木内一裕の同名小説を原作とする、大沢たかお・松嶋菜々子主演のサスペンス・アクション作品。
少女殺しの凶悪犯を、「DEATH NOTE」2部作および「カイジ」シリーズの藤原竜也が演じており、こちらの「人間のクズ」っぷりな迫真の演技にも要注目です。
今作は流血を伴う殺しのシーンが複数回登場しているのですが、しかしその割にはR-15どころかPG-12にすらも全く指定されていなかったりします。
同じような流血シーンがあるという理由でR-15指定された映画も、これまで観賞した過去作品には複数存在しているのですが……。
この手の規制というのは一体何のために存在するのかと、つくづく考えずにはいられない話ですね。

物語は、7歳の少女が用水路で無残な惨殺体となって捨てられているのが発見されるところから始まります。
殺された少女は、日本の政財界を牛耳る大物・蜷川隆興の孫娘。
殺害した容疑者として、かつて8年前に西野めぐみという少女を殺害した罪で逮捕・収監され、その後仮出所していた清丸国秀という男が浮上、全国に指名手配されることになります。

それから数ヶ月後。
一向に見つからない清丸国秀について、日本の新聞や週刊誌などの全面広告に、驚くべき記事が掲載されました。

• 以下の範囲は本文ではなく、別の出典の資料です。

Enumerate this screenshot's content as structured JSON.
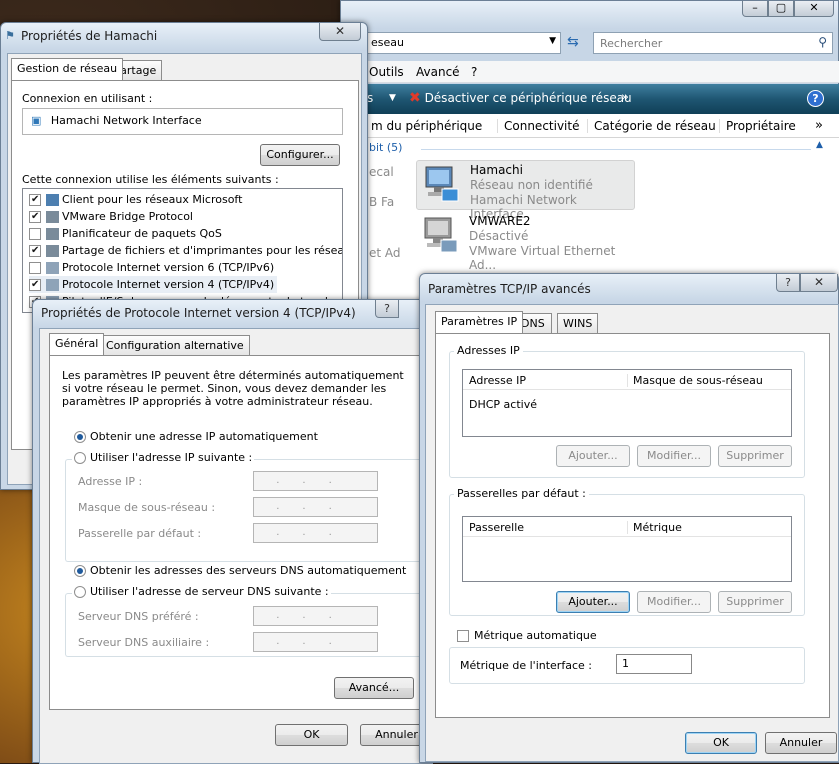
{
  "explorer": {
    "address": "eseau",
    "search_placeholder": "Rechercher",
    "menu": [
      "Outils",
      "Avancé",
      "?"
    ],
    "toolbar_left": "s",
    "toolbar_action": "Désactiver ce périphérique réseau",
    "toolbar_more": "»",
    "columns": [
      "m du périphérique",
      "Connectivité",
      "Catégorie de réseau",
      "Propriétaire"
    ],
    "columns_more": "»",
    "group_label": "bit (5)",
    "left_labels": [
      "ecal",
      "B Fa",
      "et Ad"
    ],
    "items": [
      {
        "name": "Hamachi",
        "status": "Réseau non identifié",
        "device": "Hamachi Network Interface"
      },
      {
        "name": "VMWARE2",
        "status": "Désactivé",
        "device": "VMware Virtual Ethernet Ad..."
      }
    ]
  },
  "hamachi": {
    "title": "Propriétés de Hamachi",
    "tabs": [
      "Gestion de réseau",
      "Partage"
    ],
    "connect_label": "Connexion en utilisant :",
    "adapter": "Hamachi Network Interface",
    "configure_btn": "Configurer...",
    "items_label": "Cette connexion utilise les éléments suivants :",
    "items": [
      {
        "label": "Client pour les réseaux Microsoft",
        "checked": true
      },
      {
        "label": "VMware Bridge Protocol",
        "checked": true
      },
      {
        "label": "Planificateur de paquets QoS",
        "checked": false
      },
      {
        "label": "Partage de fichiers et d'imprimantes pour les réseaux Mi...",
        "checked": true
      },
      {
        "label": "Protocole Internet version 6 (TCP/IPv6)",
        "checked": false
      },
      {
        "label": "Protocole Internet version 4 (TCP/IPv4)",
        "checked": true
      },
      {
        "label": "Pilote d'E/S du mappage de découverte de topologie d...",
        "checked": true
      }
    ]
  },
  "ipv4": {
    "title": "Propriétés de Protocole Internet version 4 (TCP/IPv4)",
    "help": "?",
    "tabs": [
      "Général",
      "Configuration alternative"
    ],
    "intro": "Les paramètres IP peuvent être déterminés automatiquement si votre réseau le permet. Sinon, vous devez demander les paramètres IP appropriés à votre administrateur réseau.",
    "auto_ip": "Obtenir une adresse IP automatiquement",
    "manual_ip": "Utiliser l'adresse IP suivante :",
    "ip_label": "Adresse IP :",
    "mask_label": "Masque de sous-réseau :",
    "gateway_label": "Passerelle par défaut :",
    "auto_dns": "Obtenir les adresses des serveurs DNS automatiquement",
    "manual_dns": "Utiliser l'adresse de serveur DNS suivante :",
    "dns1_label": "Serveur DNS préféré :",
    "dns2_label": "Serveur DNS auxiliaire :",
    "ip_dots": "...",
    "advanced_btn": "Avancé...",
    "ok": "OK",
    "cancel": "Annuler"
  },
  "advanced": {
    "title": "Paramètres TCP/IP avancés",
    "help": "?",
    "close": "✕",
    "tabs": [
      "Paramètres IP",
      "DNS",
      "WINS"
    ],
    "ip_group": "Adresses IP",
    "ip_cols": [
      "Adresse IP",
      "Masque de sous-réseau"
    ],
    "ip_rows": [
      "DHCP activé"
    ],
    "gw_group": "Passerelles par défaut :",
    "gw_cols": [
      "Passerelle",
      "Métrique"
    ],
    "add": "Ajouter...",
    "modify": "Modifier...",
    "remove": "Supprimer",
    "auto_metric": "Métrique automatique",
    "iface_metric_label": "Métrique de l'interface :",
    "iface_metric_value": "1",
    "ok": "OK",
    "cancel": "Annuler"
  }
}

それは、清丸国秀を殺害した者に、報酬として10億円を支払うというもの。
またWebサイト上にも、蜷川隆興本人が全く同じことを述べている動画を流しているサイトがアップされ、このことは瞬く間に日本全土に知れ渡ることになりました。
蜷川隆興は、カネと権力にモノを言わせ、本来ならば全く不可能であるはずの殺人教唆宣伝を行うことに成功したわけです。

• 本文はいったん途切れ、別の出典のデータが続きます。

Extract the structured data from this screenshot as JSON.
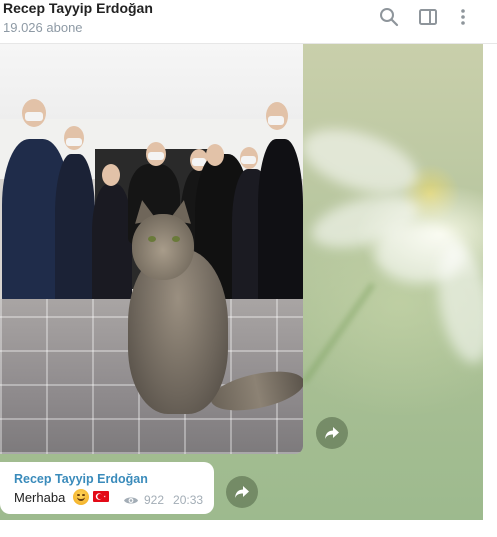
{
  "header": {
    "title": "Recep Tayyip Erdoğan",
    "subtitle": "19.026 abone",
    "icons": [
      "search-icon",
      "sidebar-toggle-icon",
      "more-vertical-icon"
    ]
  },
  "photo_post": {
    "share_icon": "share-arrow-icon"
  },
  "message": {
    "sender": "Recep Tayyip Erdoğan",
    "text": "Merhaba",
    "emojis": [
      "smiling-face",
      "turkey-flag"
    ],
    "views": "922",
    "time": "20:33",
    "share_icon": "share-arrow-icon"
  },
  "colors": {
    "sender_name": "#3a8bbb",
    "meta": "#a3adb6",
    "header_subtitle": "#8e9aa5"
  }
}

これによって、それまで潜伏していた清丸国秀も、当然のごとく炙り出されることになりました。
それまで清丸国秀を匿っていた男が、10億円もの懸賞金欲しさに清丸国秀を裏切り、清丸国秀の殺害を図ったのです。
清丸国秀はかろうじて男を返り討ちにしたものの、身近な味方にすら裏切られるという状況に危機感を抱いた彼は、それまで潜伏していた福岡県の警察署へ出頭。
事態を重く見た警察は、清丸国秀を福岡から東京へ護送すべく、以下の5人を選出し清丸国秀の警護に当たらせることになります。

警視庁警備部警護課SPから、今作の主人公となる警部補の銘苅一基と巡査部長の白岩篤子。
警視庁捜査一課から、警部補の奥村武と巡査部長の神箸正貴。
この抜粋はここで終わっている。